# AQHA: Novice Permits| Youth & Amature leases



## shmurmer4 (Dec 27, 2008)

PERMITS NOT REQUIRED FOR NOVICE COMPETITION STARTING JULY 1, 2010.
_The American Quarter Horse Journal__, June 29, 2010 –_ Beginning July 1, 2010, American Quarter Horse Association novice exhibitors will be allowed to show any American Quarter Horse in AQHA novice classes, regardless of ownership. Previously, AQHA rules required novice exhibitors to show a horse owned by a family member (Rule 403(a)(5)), through a lease (Rule 405(c)) or with an official novice permit.
The goal of this rule change is to encourage novice competitors to try a new event on an experienced horse while helping the exhibitor gain confidence and more experience, according to Todd Branson, AQHA director of competition marketing. As current rules state, once the novice exhibitor has earned 25 lifetime points in a class, he or she is ineligible to compete in that class the following year as a novice, with or without a permit.
As novice eligibility now allows, an exhibitor can show a horse in a novice youth or novice amateur class with the owner and his or her immediate family still retaining the ability to show the horse in any class other than the same class as the novice exhibitor. Exhibitors are still required to have a novice amateur or novice youth membership to participate. Memberships can be purchased at the show or prior to the show through AQHA. All novice eligibility requirements as specified in Rule 405A (c) remain unchanged.

Novice exhibitors must still request a novice permit to show a horse that is owned by a non-family member at any of the top 10 AQHA circuit shows that allow permit competition. The top 10 shows are determined by the total number of entries the previous year and can change from year to year. 

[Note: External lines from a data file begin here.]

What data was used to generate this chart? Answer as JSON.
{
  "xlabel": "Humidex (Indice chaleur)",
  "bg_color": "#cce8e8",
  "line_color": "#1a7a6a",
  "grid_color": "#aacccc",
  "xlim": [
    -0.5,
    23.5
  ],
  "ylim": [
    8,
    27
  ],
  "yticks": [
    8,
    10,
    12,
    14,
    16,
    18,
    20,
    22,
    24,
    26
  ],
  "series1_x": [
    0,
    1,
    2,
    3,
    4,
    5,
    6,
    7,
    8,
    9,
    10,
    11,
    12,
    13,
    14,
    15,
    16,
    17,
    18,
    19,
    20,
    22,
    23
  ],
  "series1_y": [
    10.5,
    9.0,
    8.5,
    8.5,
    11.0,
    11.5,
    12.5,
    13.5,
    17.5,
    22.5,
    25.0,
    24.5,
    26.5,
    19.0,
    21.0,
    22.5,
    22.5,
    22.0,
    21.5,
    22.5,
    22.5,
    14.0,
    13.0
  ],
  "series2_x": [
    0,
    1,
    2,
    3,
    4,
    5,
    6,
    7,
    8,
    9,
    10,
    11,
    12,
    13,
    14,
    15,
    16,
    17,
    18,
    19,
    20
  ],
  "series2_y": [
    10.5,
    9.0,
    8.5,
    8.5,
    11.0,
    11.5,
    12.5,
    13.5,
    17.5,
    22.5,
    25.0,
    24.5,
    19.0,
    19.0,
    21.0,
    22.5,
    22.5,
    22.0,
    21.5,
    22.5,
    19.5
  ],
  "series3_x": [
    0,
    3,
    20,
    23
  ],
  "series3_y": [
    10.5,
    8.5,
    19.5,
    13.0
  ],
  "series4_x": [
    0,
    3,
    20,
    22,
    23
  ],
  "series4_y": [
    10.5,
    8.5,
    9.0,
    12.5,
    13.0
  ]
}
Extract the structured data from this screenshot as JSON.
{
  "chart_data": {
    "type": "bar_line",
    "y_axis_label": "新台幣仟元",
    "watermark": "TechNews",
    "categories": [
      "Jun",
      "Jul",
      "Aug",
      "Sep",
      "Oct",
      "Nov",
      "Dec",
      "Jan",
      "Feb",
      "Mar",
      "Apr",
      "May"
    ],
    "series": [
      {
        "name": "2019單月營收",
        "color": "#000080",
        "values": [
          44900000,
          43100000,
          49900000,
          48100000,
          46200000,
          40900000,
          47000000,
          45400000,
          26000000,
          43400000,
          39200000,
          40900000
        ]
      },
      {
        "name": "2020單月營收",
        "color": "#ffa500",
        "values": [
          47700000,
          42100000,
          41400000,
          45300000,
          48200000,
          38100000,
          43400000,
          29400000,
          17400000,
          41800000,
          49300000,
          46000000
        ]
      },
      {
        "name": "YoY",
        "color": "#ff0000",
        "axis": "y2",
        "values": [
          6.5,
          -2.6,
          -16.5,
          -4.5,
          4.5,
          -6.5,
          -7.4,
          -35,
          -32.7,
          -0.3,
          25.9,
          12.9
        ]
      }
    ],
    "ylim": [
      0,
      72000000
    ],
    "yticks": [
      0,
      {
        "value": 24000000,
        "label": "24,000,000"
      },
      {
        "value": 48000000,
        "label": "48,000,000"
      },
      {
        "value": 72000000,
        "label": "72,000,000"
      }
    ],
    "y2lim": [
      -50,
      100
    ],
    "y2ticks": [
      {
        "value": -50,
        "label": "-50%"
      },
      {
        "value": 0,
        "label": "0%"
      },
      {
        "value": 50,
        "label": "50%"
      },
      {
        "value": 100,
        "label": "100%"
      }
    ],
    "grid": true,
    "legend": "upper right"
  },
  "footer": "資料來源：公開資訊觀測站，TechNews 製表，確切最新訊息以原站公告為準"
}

Top 10 shows* that will require a permit for novice competition in 2010:


Oklahoma Quarter Horse Association Redbud Spectacular, Oklahoma City 
Texas Classic, Fort Worth, Texas 
South Florida Quarter Horse Association Gold Coast, Tampa, Florida 
Arizona Sun Country Circuit, Scottsdale, Arizona 
Dixie National Quarter Horse Show, Jackson, Mississippi 
Big A Circuit, Conyers, Georgia 
Florida Quarter Horse Association Gulf Coast Circuit, Tampa, Florida 
Oregon Quarter Horse Association Summer Classic, Central Point, Oregon 
The Stars and Strips Circuit, Conyers, Georgia 
Western Pennsylvania Quarter Horse Association, Harlansburg, Pennsylvania 
_* The All American Quarter Horse Congress is the largest show in terms of entries but does not allow permits or leases._
Competitors showing in AQHA youth- or amateur-division classes must still adhere to AQHA’s horse ownership rule 403(A)(5), which states that an amateur must not exhibit in open or amateur AQHA classes horses owned by any third party, but shall only exhibit horses solely owned by the applicant or the applicant’s family. However, beginning January 1, 2011, youth and amateur competitors will be allowed to show leased horses in their respective divisions.


----------



## nrhareiner (Jan 11, 2009)

This came out a few months ago. It should be fun to see how it works. I think a friend of mine might use my reining mare next year in Nov. Youth. She should clean up.


----------



## shmurmer4 (Dec 27, 2008)

June 29th 
_Posted via Mobile Device_


----------



## nrhareiner (Jan 11, 2009)

That is when the Email was sent out but the rule change was before that. I had been talking to them about this rule and anouther.


----------